Miranda Sowder has spent some long hours in the lab, doing two- or three-day long time series analyses of cell cultures, but she doesn’t seem to mind. “I really like how research gets me more interested in my class work, because it’s more of a real-life situation,” she says. “Having your courses and your research come together is really exciting. You learn a lot, especially in a small lab, and pretty much all of the labs here are small so I’ve learned a lot about experimental design, maintaining a lab, and training people.”

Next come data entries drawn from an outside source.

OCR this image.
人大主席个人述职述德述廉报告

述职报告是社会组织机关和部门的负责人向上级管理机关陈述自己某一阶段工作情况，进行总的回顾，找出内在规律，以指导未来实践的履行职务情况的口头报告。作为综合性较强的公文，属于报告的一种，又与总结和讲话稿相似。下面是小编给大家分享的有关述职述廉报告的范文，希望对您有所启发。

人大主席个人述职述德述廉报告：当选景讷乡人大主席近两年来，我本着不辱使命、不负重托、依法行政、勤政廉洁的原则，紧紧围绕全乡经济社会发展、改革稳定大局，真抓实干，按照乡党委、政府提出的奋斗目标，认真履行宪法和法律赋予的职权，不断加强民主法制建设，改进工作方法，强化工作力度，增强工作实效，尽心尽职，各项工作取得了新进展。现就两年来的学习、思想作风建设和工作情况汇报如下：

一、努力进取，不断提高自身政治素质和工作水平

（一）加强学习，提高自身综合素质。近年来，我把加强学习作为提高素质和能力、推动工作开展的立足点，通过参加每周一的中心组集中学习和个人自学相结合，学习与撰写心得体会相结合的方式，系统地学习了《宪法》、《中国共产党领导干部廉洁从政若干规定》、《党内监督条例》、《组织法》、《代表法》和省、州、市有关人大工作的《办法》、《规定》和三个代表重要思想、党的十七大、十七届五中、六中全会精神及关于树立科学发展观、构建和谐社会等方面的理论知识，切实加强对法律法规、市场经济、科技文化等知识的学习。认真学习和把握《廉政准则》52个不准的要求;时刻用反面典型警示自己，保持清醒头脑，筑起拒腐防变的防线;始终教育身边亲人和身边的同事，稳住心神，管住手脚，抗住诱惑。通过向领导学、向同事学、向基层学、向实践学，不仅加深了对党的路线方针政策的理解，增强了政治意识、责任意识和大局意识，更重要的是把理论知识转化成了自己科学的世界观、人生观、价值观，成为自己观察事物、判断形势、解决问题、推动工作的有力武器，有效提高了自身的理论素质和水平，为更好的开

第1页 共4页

Miranda has spent four semesters and one summer working in Dr Marta Bechtel’s lab on a project trying to artificially engineer a cornea (the clear covering on the front of the eye). The lab has been looking at the effect of culturing cells from two different layers of the cornea, the epithelium and the stroma, together, instead of separately. They have found that “co-cultured” cells are slower to adopt the wound healing phenotype that can cause corneal scarring and blurred vision. 

This could give scientists more time to work with them outside the tissue to create an artificial cornea. If they can figure out the signaling that happens between the cell layers, then it might be possible to minimize the scarring and hazing that occurs with damage to the cornea. While Miranda was working on this project, she noticed that many of the cultured cells were dying. Her project shifted to studying apoptosis and necrosis in the cells over time using fluorescence microscopy, and trying to find a protocol that will keep them alive. Finally, in her final semester, she has started to grow happy, healthy cells in culture, and she is happy knowing that her efforts will allow the project to keep going after she graduates.

Miranda has applied to and been accepted by several PhD programs. She says that doing undergraduate research really helped her grad school applications. “I think that really being able to explain my research helped a lot in the interviews,” she says.